As enrolled college students, Alexandra Donnici, assistant director of legislative affairs at Washington State University’s Associated Students, and Chilton spoke of being intimidated by their professors and not taking advantage of their office hours.
“In my eyes the faculties were great academic overlords who just passed grades,” said Donnici. Chilton added, “The faculty office hours were a mystery to me. Should I only go there when I have problems? Do you expect me to go there? I was afraid to ask. “
All three panelists encourage first generation students to ask questions, no matter how small they may seem, get involved on campus to meet people, and take advantage of the many resources that are available to them. They said faculty and staff should make an effort to relate and be approachable for students, anticipating and addressing questions first generation students may have and addressing them before they are asked, and be patient when dealing with students work, which Donnici often sees at WSU.
“The WSU staff are relentlessly patient, friendly, and ready to speak to my family and me,” she said. “I really appreciated it.”
A new academic honor society
Students across the WSU system can join a new honor society that recognizes academic achievements in first-generation students, inspires scholarships, encourages leadership, and provides support networks across the country.
The Office of Access and Opportunity and the First Generation Forward Working Group on Student Affairs worked together to bring Alpha Alpha Alpha, also known as Tri-Alpha, to WSU.

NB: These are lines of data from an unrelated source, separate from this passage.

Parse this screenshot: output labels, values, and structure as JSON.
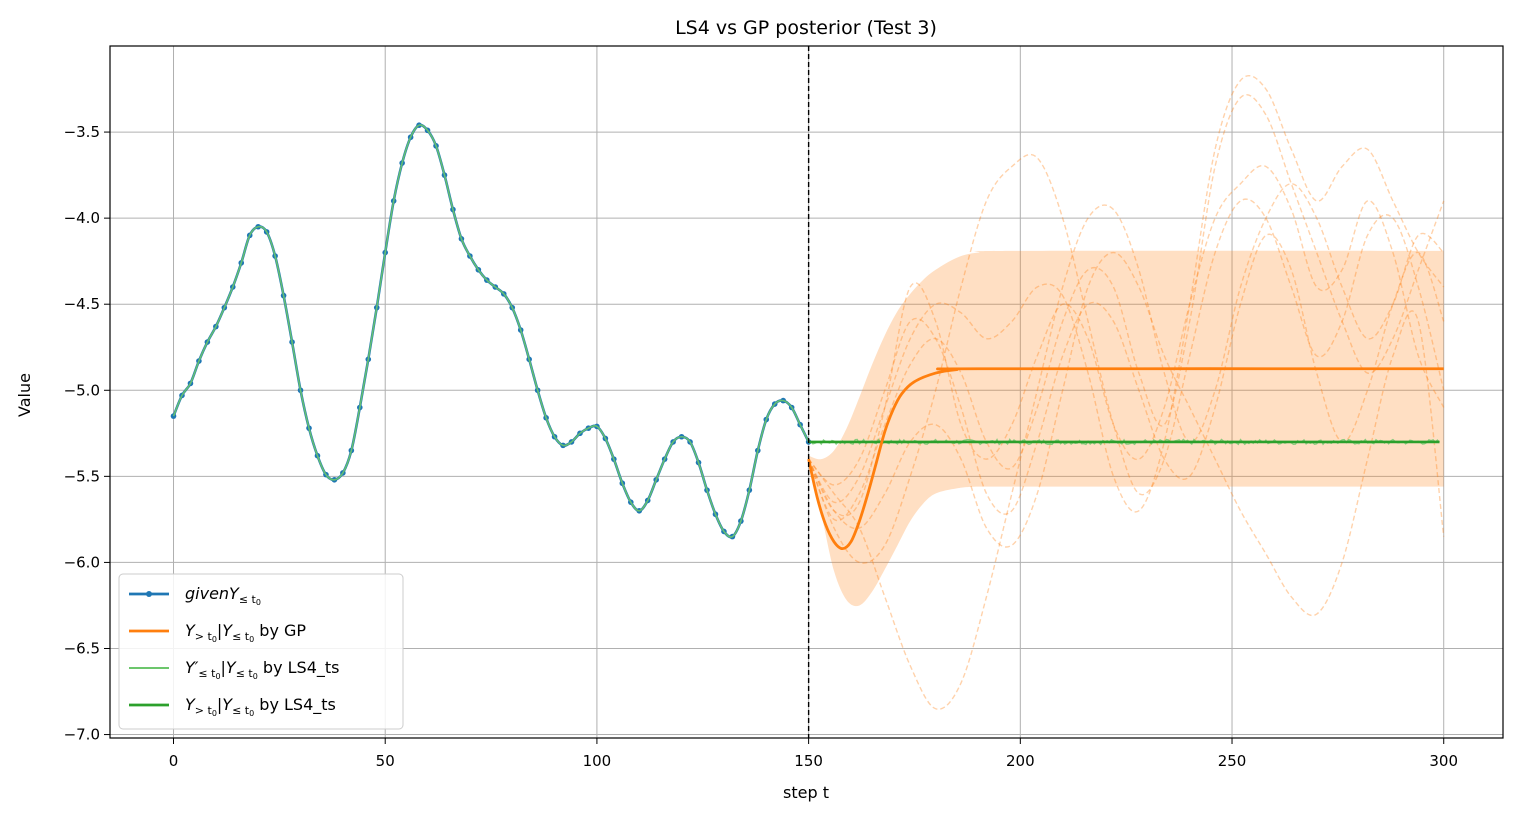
{
  "chart_data": {
    "type": "line",
    "title": "LS4 vs GP posterior (Test 3)",
    "xlabel": "step t",
    "ylabel": "Value",
    "xlim": [
      -15,
      314
    ],
    "ylim": [
      -7.02,
      -3.0
    ],
    "xticks": [
      0,
      50,
      100,
      150,
      200,
      250,
      300
    ],
    "yticks": [
      -7.0,
      -6.5,
      -6.0,
      -5.5,
      -5.0,
      -4.5,
      -4.0,
      -3.5
    ],
    "grid": true,
    "legend_position": "lower-left",
    "vline": {
      "x": 150,
      "style": "dashed",
      "color": "#000000"
    },
    "observed": {
      "color": "#1f77b4",
      "points": [
        [
          0,
          -5.15
        ],
        [
          2,
          -5.03
        ],
        [
          4,
          -4.96
        ],
        [
          6,
          -4.83
        ],
        [
          8,
          -4.72
        ],
        [
          10,
          -4.63
        ],
        [
          12,
          -4.52
        ],
        [
          14,
          -4.4
        ],
        [
          16,
          -4.26
        ],
        [
          18,
          -4.1
        ],
        [
          20,
          -4.05
        ],
        [
          22,
          -4.08
        ],
        [
          24,
          -4.22
        ],
        [
          26,
          -4.45
        ],
        [
          28,
          -4.72
        ],
        [
          30,
          -5.0
        ],
        [
          32,
          -5.22
        ],
        [
          34,
          -5.38
        ],
        [
          36,
          -5.49
        ],
        [
          38,
          -5.52
        ],
        [
          40,
          -5.48
        ],
        [
          42,
          -5.35
        ],
        [
          44,
          -5.1
        ],
        [
          46,
          -4.82
        ],
        [
          48,
          -4.52
        ],
        [
          50,
          -4.2
        ],
        [
          52,
          -3.9
        ],
        [
          54,
          -3.68
        ],
        [
          56,
          -3.53
        ],
        [
          58,
          -3.46
        ],
        [
          60,
          -3.49
        ],
        [
          62,
          -3.58
        ],
        [
          64,
          -3.75
        ],
        [
          66,
          -3.95
        ],
        [
          68,
          -4.12
        ],
        [
          70,
          -4.22
        ],
        [
          72,
          -4.3
        ],
        [
          74,
          -4.36
        ],
        [
          76,
          -4.4
        ],
        [
          78,
          -4.44
        ],
        [
          80,
          -4.52
        ],
        [
          82,
          -4.65
        ],
        [
          84,
          -4.82
        ],
        [
          86,
          -5.0
        ],
        [
          88,
          -5.16
        ],
        [
          90,
          -5.27
        ],
        [
          92,
          -5.32
        ],
        [
          94,
          -5.3
        ],
        [
          96,
          -5.25
        ],
        [
          98,
          -5.22
        ],
        [
          100,
          -5.21
        ],
        [
          102,
          -5.28
        ],
        [
          104,
          -5.4
        ],
        [
          106,
          -5.54
        ],
        [
          108,
          -5.65
        ],
        [
          110,
          -5.7
        ],
        [
          112,
          -5.64
        ],
        [
          114,
          -5.52
        ],
        [
          116,
          -5.4
        ],
        [
          118,
          -5.3
        ],
        [
          120,
          -5.27
        ],
        [
          122,
          -5.3
        ],
        [
          124,
          -5.42
        ],
        [
          126,
          -5.58
        ],
        [
          128,
          -5.72
        ],
        [
          130,
          -5.82
        ],
        [
          132,
          -5.85
        ],
        [
          134,
          -5.76
        ],
        [
          136,
          -5.58
        ],
        [
          138,
          -5.35
        ],
        [
          140,
          -5.17
        ],
        [
          142,
          -5.08
        ],
        [
          144,
          -5.06
        ],
        [
          146,
          -5.1
        ],
        [
          148,
          -5.2
        ],
        [
          150,
          -5.3
        ]
      ]
    },
    "gp_mean": {
      "color": "#ff7f0e",
      "points": [
        [
          150,
          -5.4
        ],
        [
          152,
          -5.62
        ],
        [
          154,
          -5.78
        ],
        [
          156,
          -5.88
        ],
        [
          158,
          -5.92
        ],
        [
          160,
          -5.88
        ],
        [
          162,
          -5.76
        ],
        [
          164,
          -5.6
        ],
        [
          166,
          -5.42
        ],
        [
          168,
          -5.24
        ],
        [
          170,
          -5.11
        ],
        [
          172,
          -5.02
        ],
        [
          175,
          -4.95
        ],
        [
          180,
          -4.9
        ],
        [
          185,
          -4.88
        ],
        [
          190,
          -4.875
        ],
        [
          300,
          -4.875
        ]
      ]
    },
    "gp_band": {
      "color": "#ff7f0e",
      "upper": [
        [
          150,
          -5.38
        ],
        [
          153,
          -5.4
        ],
        [
          156,
          -5.35
        ],
        [
          159,
          -5.22
        ],
        [
          162,
          -5.04
        ],
        [
          165,
          -4.85
        ],
        [
          168,
          -4.68
        ],
        [
          171,
          -4.54
        ],
        [
          174,
          -4.44
        ],
        [
          177,
          -4.36
        ],
        [
          180,
          -4.3
        ],
        [
          185,
          -4.23
        ],
        [
          190,
          -4.2
        ],
        [
          200,
          -4.19
        ],
        [
          300,
          -4.19
        ]
      ],
      "lower": [
        [
          300,
          -5.56
        ],
        [
          200,
          -5.56
        ],
        [
          190,
          -5.56
        ],
        [
          185,
          -5.57
        ],
        [
          180,
          -5.6
        ],
        [
          177,
          -5.66
        ],
        [
          174,
          -5.76
        ],
        [
          171,
          -5.9
        ],
        [
          168,
          -6.04
        ],
        [
          165,
          -6.17
        ],
        [
          162,
          -6.25
        ],
        [
          159,
          -6.22
        ],
        [
          156,
          -6.05
        ],
        [
          153,
          -5.72
        ],
        [
          150,
          -5.42
        ]
      ]
    },
    "gp_samples": [
      [
        [
          150,
          -5.4
        ],
        [
          156,
          -5.7
        ],
        [
          162,
          -5.65
        ],
        [
          168,
          -5.1
        ],
        [
          174,
          -4.4
        ],
        [
          180,
          -4.6
        ],
        [
          186,
          -5.2
        ],
        [
          192,
          -5.4
        ],
        [
          198,
          -5.2
        ],
        [
          204,
          -4.8
        ],
        [
          210,
          -4.5
        ],
        [
          216,
          -4.7
        ],
        [
          222,
          -5.2
        ],
        [
          228,
          -5.4
        ],
        [
          234,
          -5.1
        ],
        [
          240,
          -4.5
        ],
        [
          246,
          -4.0
        ],
        [
          252,
          -3.8
        ],
        [
          258,
          -3.7
        ],
        [
          264,
          -3.95
        ],
        [
          270,
          -4.4
        ],
        [
          276,
          -4.3
        ],
        [
          282,
          -3.9
        ],
        [
          288,
          -4.2
        ],
        [
          294,
          -4.8
        ],
        [
          300,
          -5.1
        ]
      ],
      [
        [
          150,
          -5.4
        ],
        [
          156,
          -5.8
        ],
        [
          162,
          -6.0
        ],
        [
          168,
          -5.9
        ],
        [
          174,
          -5.5
        ],
        [
          180,
          -5.0
        ],
        [
          186,
          -4.4
        ],
        [
          192,
          -3.9
        ],
        [
          198,
          -3.7
        ],
        [
          204,
          -3.65
        ],
        [
          210,
          -4.0
        ],
        [
          216,
          -4.6
        ],
        [
          222,
          -5.2
        ],
        [
          228,
          -5.6
        ],
        [
          234,
          -5.4
        ],
        [
          240,
          -4.8
        ],
        [
          246,
          -4.2
        ],
        [
          252,
          -3.9
        ],
        [
          258,
          -4.0
        ],
        [
          264,
          -4.4
        ],
        [
          270,
          -4.8
        ],
        [
          276,
          -4.6
        ],
        [
          282,
          -4.1
        ],
        [
          288,
          -4.0
        ],
        [
          294,
          -4.4
        ],
        [
          300,
          -5.0
        ]
      ],
      [
        [
          150,
          -5.4
        ],
        [
          156,
          -5.75
        ],
        [
          162,
          -5.6
        ],
        [
          168,
          -5.2
        ],
        [
          174,
          -4.85
        ],
        [
          180,
          -4.7
        ],
        [
          186,
          -4.9
        ],
        [
          192,
          -5.3
        ],
        [
          198,
          -5.45
        ],
        [
          204,
          -5.1
        ],
        [
          210,
          -4.6
        ],
        [
          216,
          -4.3
        ],
        [
          222,
          -4.4
        ],
        [
          228,
          -4.9
        ],
        [
          234,
          -5.2
        ],
        [
          240,
          -4.6
        ],
        [
          246,
          -3.7
        ],
        [
          252,
          -3.3
        ],
        [
          258,
          -3.4
        ],
        [
          264,
          -3.8
        ],
        [
          270,
          -4.2
        ],
        [
          276,
          -4.6
        ],
        [
          282,
          -4.9
        ],
        [
          288,
          -4.7
        ],
        [
          294,
          -4.3
        ],
        [
          300,
          -3.9
        ]
      ],
      [
        [
          150,
          -5.4
        ],
        [
          156,
          -5.6
        ],
        [
          162,
          -5.8
        ],
        [
          168,
          -6.2
        ],
        [
          174,
          -6.6
        ],
        [
          180,
          -6.85
        ],
        [
          186,
          -6.7
        ],
        [
          192,
          -6.2
        ],
        [
          198,
          -5.6
        ],
        [
          204,
          -5.0
        ],
        [
          210,
          -4.4
        ],
        [
          216,
          -4.0
        ],
        [
          222,
          -3.95
        ],
        [
          228,
          -4.3
        ],
        [
          234,
          -4.9
        ],
        [
          240,
          -5.3
        ],
        [
          246,
          -5.0
        ],
        [
          252,
          -4.4
        ],
        [
          258,
          -4.0
        ],
        [
          264,
          -3.8
        ],
        [
          270,
          -4.0
        ],
        [
          276,
          -4.4
        ],
        [
          282,
          -4.7
        ],
        [
          288,
          -4.5
        ],
        [
          294,
          -4.1
        ],
        [
          300,
          -4.2
        ]
      ],
      [
        [
          150,
          -5.4
        ],
        [
          156,
          -5.7
        ],
        [
          162,
          -5.8
        ],
        [
          168,
          -5.6
        ],
        [
          174,
          -5.3
        ],
        [
          180,
          -5.2
        ],
        [
          186,
          -5.4
        ],
        [
          192,
          -5.8
        ],
        [
          198,
          -5.9
        ],
        [
          204,
          -5.6
        ],
        [
          210,
          -5.0
        ],
        [
          216,
          -4.4
        ],
        [
          222,
          -4.2
        ],
        [
          228,
          -4.4
        ],
        [
          234,
          -4.8
        ],
        [
          240,
          -5.1
        ],
        [
          246,
          -5.4
        ],
        [
          252,
          -5.7
        ],
        [
          258,
          -5.95
        ],
        [
          264,
          -6.2
        ],
        [
          270,
          -6.3
        ],
        [
          276,
          -6.0
        ],
        [
          282,
          -5.4
        ],
        [
          288,
          -4.8
        ],
        [
          294,
          -4.6
        ],
        [
          300,
          -5.85
        ]
      ],
      [
        [
          150,
          -5.4
        ],
        [
          156,
          -5.65
        ],
        [
          162,
          -5.5
        ],
        [
          168,
          -5.1
        ],
        [
          174,
          -4.7
        ],
        [
          180,
          -4.5
        ],
        [
          186,
          -4.55
        ],
        [
          192,
          -4.7
        ],
        [
          198,
          -4.6
        ],
        [
          204,
          -4.4
        ],
        [
          210,
          -4.45
        ],
        [
          216,
          -4.9
        ],
        [
          222,
          -5.5
        ],
        [
          228,
          -5.7
        ],
        [
          234,
          -5.3
        ],
        [
          240,
          -4.5
        ],
        [
          246,
          -3.6
        ],
        [
          252,
          -3.2
        ],
        [
          258,
          -3.25
        ],
        [
          264,
          -3.6
        ],
        [
          270,
          -3.9
        ],
        [
          276,
          -3.7
        ],
        [
          282,
          -3.6
        ],
        [
          288,
          -3.9
        ],
        [
          294,
          -4.2
        ],
        [
          300,
          -4.4
        ]
      ],
      [
        [
          150,
          -5.4
        ],
        [
          156,
          -5.55
        ],
        [
          162,
          -5.4
        ],
        [
          168,
          -5.0
        ],
        [
          174,
          -4.6
        ],
        [
          180,
          -4.7
        ],
        [
          186,
          -5.1
        ],
        [
          192,
          -5.6
        ],
        [
          198,
          -5.7
        ],
        [
          204,
          -5.3
        ],
        [
          210,
          -4.8
        ],
        [
          216,
          -4.5
        ],
        [
          222,
          -4.6
        ],
        [
          228,
          -5.0
        ],
        [
          234,
          -5.4
        ],
        [
          240,
          -5.5
        ],
        [
          246,
          -5.1
        ],
        [
          252,
          -4.5
        ],
        [
          258,
          -4.1
        ],
        [
          264,
          -4.3
        ],
        [
          270,
          -4.9
        ],
        [
          276,
          -5.3
        ],
        [
          282,
          -5.0
        ],
        [
          288,
          -4.5
        ],
        [
          294,
          -4.2
        ],
        [
          300,
          -4.6
        ]
      ]
    ],
    "ls4_recon": {
      "color": "#2ca02c",
      "x_range": [
        0,
        150
      ],
      "matches": "observed"
    },
    "ls4_forecast": {
      "color": "#2ca02c",
      "x_range": [
        150,
        299
      ],
      "level": -5.3
    },
    "legend": [
      {
        "key": "observed",
        "text_html": "<tspan font-style='italic'>givenY</tspan><tspan font-size='11' dy='4'>≤ t</tspan><tspan font-size='8' dy='2'>0</tspan>",
        "marker": "line-dot",
        "color": "#1f77b4"
      },
      {
        "key": "gp",
        "text_html": "<tspan font-style='italic'>Y</tspan><tspan font-size='11' dy='4'>&gt; t</tspan><tspan font-size='8' dy='2'>0</tspan><tspan dy='-6'>|</tspan><tspan font-style='italic'>Y</tspan><tspan font-size='11' dy='4'>≤ t</tspan><tspan font-size='8' dy='2'>0</tspan><tspan dy='-6'> by GP</tspan>",
        "marker": "line",
        "color": "#ff7f0e"
      },
      {
        "key": "ls4_recon",
        "text_html": "<tspan font-style='italic'>Y′</tspan><tspan font-size='11' dy='4'>≤ t</tspan><tspan font-size='8' dy='2'>0</tspan><tspan dy='-6'>|</tspan><tspan font-style='italic'>Y</tspan><tspan font-size='11' dy='4'>≤ t</tspan><tspan font-size='8' dy='2'>0</tspan><tspan dy='-6'> by LS4_ts</tspan>",
        "marker": "line",
        "color": "#6cc66c"
      },
      {
        "key": "ls4_forecast",
        "text_html": "<tspan font-style='italic'>Y</tspan><tspan font-size='11' dy='4'>&gt; t</tspan><tspan font-size='8' dy='2'>0</tspan><tspan dy='-6'>|</tspan><tspan font-style='italic'>Y</tspan><tspan font-size='11' dy='4'>≤ t</tspan><tspan font-size='8' dy='2'>0</tspan><tspan dy='-6'> by LS4_ts</tspan>",
        "marker": "line",
        "color": "#2ca02c"
      }
    ]
  }
}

“It is important to recognize the academic achievements of all students, especially those who are the first in their families to go to college,” Loera said. “These students come to WSU with a lot of competence and ability and this gives us the opportunity to officially recognize their academic achievements and to connect them to a valuable support network.”
Students interested in membership can visit WSU’s Tri-Alpha website to learn more about the admission criteria and benefits of membership, and to submit their applications. Applications for the opening cohort are due by December 12, 2020.
WSU junior Jennifer Espin, a first generation student with a focus on civil engineering, helps Loera and Klimko to set up the honorary society at WSU.
“I’m very excited to have a tri-alpha chapter here,” she said. “It is very important to have the opportunity to interact with other students who understand your struggles and share the same passion. As Tri-Alpha is a national organization, I am looking forward to possibly being looked after by people outside the WSU. “
Special memberships are available to faculties, employees and alumni. There is a one-time membership fee of $ 20 that is valid for life. Loera said her office plans to hold an induction ceremony in early 2021.
There are 55 tri-alpha chapters nationwide, with WSU and Seattle University being the only two in Washington. Tri-Alpha was founded in 2018 at Moravian College in Bethlehem, Penn. The WSU chapter was approved in summer 2020 and will be chartered in November.
Some first-generation students from across the WSU system share their experiences with students in a short video produced by Sarah Page in the Student Affairs Department.